Gunther Uhlmann

Gunther Uhlmann Alberto Arancibia ( born February 9, 1952 in Chile ) is a Chilean- American mathematician who deals with Analysis.

Uhlmann studied at the University of Santiago de Chile, where he in 1973 his diploma in mathematics ( Licendiado en Matemáticas ). In 1976 he was at the Massachusetts Institute of Technology Victor Guillemin doctorate ( Hyperbolic pseudo- differential operators with double characteristics ). As a post-doc, he was at Harvard University and at the Courant Institute of Mathematical Sciences of New York University. From 1978 he was Instructor and Assistant Professor at MIT since 1980. In 1984 he became associate professor in 1987 and professor at the University of Washington (since 2006 Walker Family Endowed Professor in Mathematics ). Since 2010 he is professor at the University of California, Irvine. He has been a visiting professor at MSRI, the Isaac Newton Institute at the University of California, Berkeley, various universities in South America and the University of Chicago.

Uhlmann dealt with partial differential equations and micro- local analysis with application in light refraction at bowling.
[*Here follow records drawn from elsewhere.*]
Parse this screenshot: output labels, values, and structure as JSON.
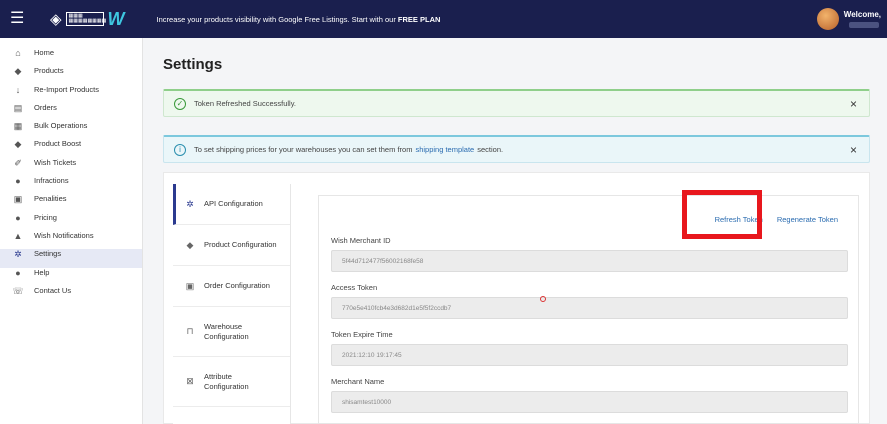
{
  "topbar": {
    "banner_text": "Increase your products visibility with Google Free Listings. Start with our",
    "banner_bold": "FREE PLAN",
    "welcome": "Welcome,",
    "logo_box_line1": "▦▦▦",
    "logo_box_line2": "▦▦▦▦▦▦▦▦",
    "logo_w": "W"
  },
  "sidebar": {
    "items": [
      {
        "label": "Home",
        "icon": "home-icon",
        "glyph": "⌂"
      },
      {
        "label": "Products",
        "icon": "tag-icon",
        "glyph": "◆"
      },
      {
        "label": "Re-Import Products",
        "icon": "download-icon",
        "glyph": "↓"
      },
      {
        "label": "Orders",
        "icon": "orders-icon",
        "glyph": "▤"
      },
      {
        "label": "Bulk Operations",
        "icon": "bulk-icon",
        "glyph": "▦"
      },
      {
        "label": "Product Boost",
        "icon": "boost-icon",
        "glyph": "◆"
      },
      {
        "label": "Wish Tickets",
        "icon": "ticket-icon",
        "glyph": "✐"
      },
      {
        "label": "Infractions",
        "icon": "info-icon",
        "glyph": "●"
      },
      {
        "label": "Penalities",
        "icon": "penalty-icon",
        "glyph": "▣"
      },
      {
        "label": "Pricing",
        "icon": "pricing-icon",
        "glyph": "●"
      },
      {
        "label": "Wish Notifications",
        "icon": "bell-icon",
        "glyph": "▲"
      },
      {
        "label": "Settings",
        "icon": "gear-icon",
        "glyph": "✲"
      },
      {
        "label": "Help",
        "icon": "help-icon",
        "glyph": "●"
      },
      {
        "label": "Contact Us",
        "icon": "contact-icon",
        "glyph": "☏"
      }
    ]
  },
  "page": {
    "title": "Settings"
  },
  "alerts": {
    "success": {
      "text": "Token Refreshed Successfully.",
      "icon": "check-circle-icon",
      "glyph": "✓"
    },
    "info": {
      "text_before": "To set shipping prices for your warehouses you can set them from",
      "link": "shipping template",
      "text_after": "section.",
      "icon": "info-circle-icon",
      "glyph": "i"
    },
    "close_glyph": "×"
  },
  "tabs": [
    {
      "label": "API Configuration",
      "icon": "api-icon",
      "glyph": "✲"
    },
    {
      "label": "Product Configuration",
      "icon": "product-tag-icon",
      "glyph": "◆"
    },
    {
      "label": "Order Configuration",
      "icon": "order-icon",
      "glyph": "▣"
    },
    {
      "label": "Warehouse Configuration",
      "line1": "Warehouse",
      "line2": "Configuration",
      "icon": "warehouse-icon",
      "glyph": "⊓"
    },
    {
      "label": "Attribute Configuration",
      "line1": "Attribute",
      "line2": "Configuration",
      "icon": "attribute-icon",
      "glyph": "⊠"
    }
  ],
  "form": {
    "refresh_token": "Refresh Token",
    "regenerate_token": "Regenerate Token",
    "fields": [
      {
        "label": "Wish Merchant ID",
        "value": "5f44d712477f56002168fe58"
      },
      {
        "label": "Access Token",
        "value": "770e5e410fcb4e3d682d1e5f5f2ccdb7"
      },
      {
        "label": "Token Expire Time",
        "value": "2021:12:10 19:17:45"
      },
      {
        "label": "Merchant Name",
        "value": "shisamtest10000"
      }
    ]
  },
  "colors": {
    "topbar": "#1a1f4e",
    "accent": "#2b3a8f",
    "highlight": "#e8171d"
  }
}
He is best known for his work on inverse problems, such as the inverse problem of Alberto Calderon (electrically impedance tomography, electrical impedance tomography), from the voltage-current close relationships on the edge of an area on the electrical conductivity in the interior Recently dealt he is the mathematical treatment of invisibility in optics, whose feasibility has been previously studied with novel metamaterials by physicists Ulf Leonhardt and John Pendry.

2001/2 he was Guggenheim Fellow and 1984 Sloan Fellow. In 1998 he was invited speaker at the International Congress of Mathematicians in Berlin (Inverse boundary value problems for partial differential equations ). Uhlmann is a Fellow of the American Academy of Arts and Sciences (2009), SIAM Fellow (2010) and corresponding member of the Chilean Academy of Sciences. In 2011 he received the Bôcher Memorial Prize with Assaf Naor. He is a Fellow of the American Mathematical Society.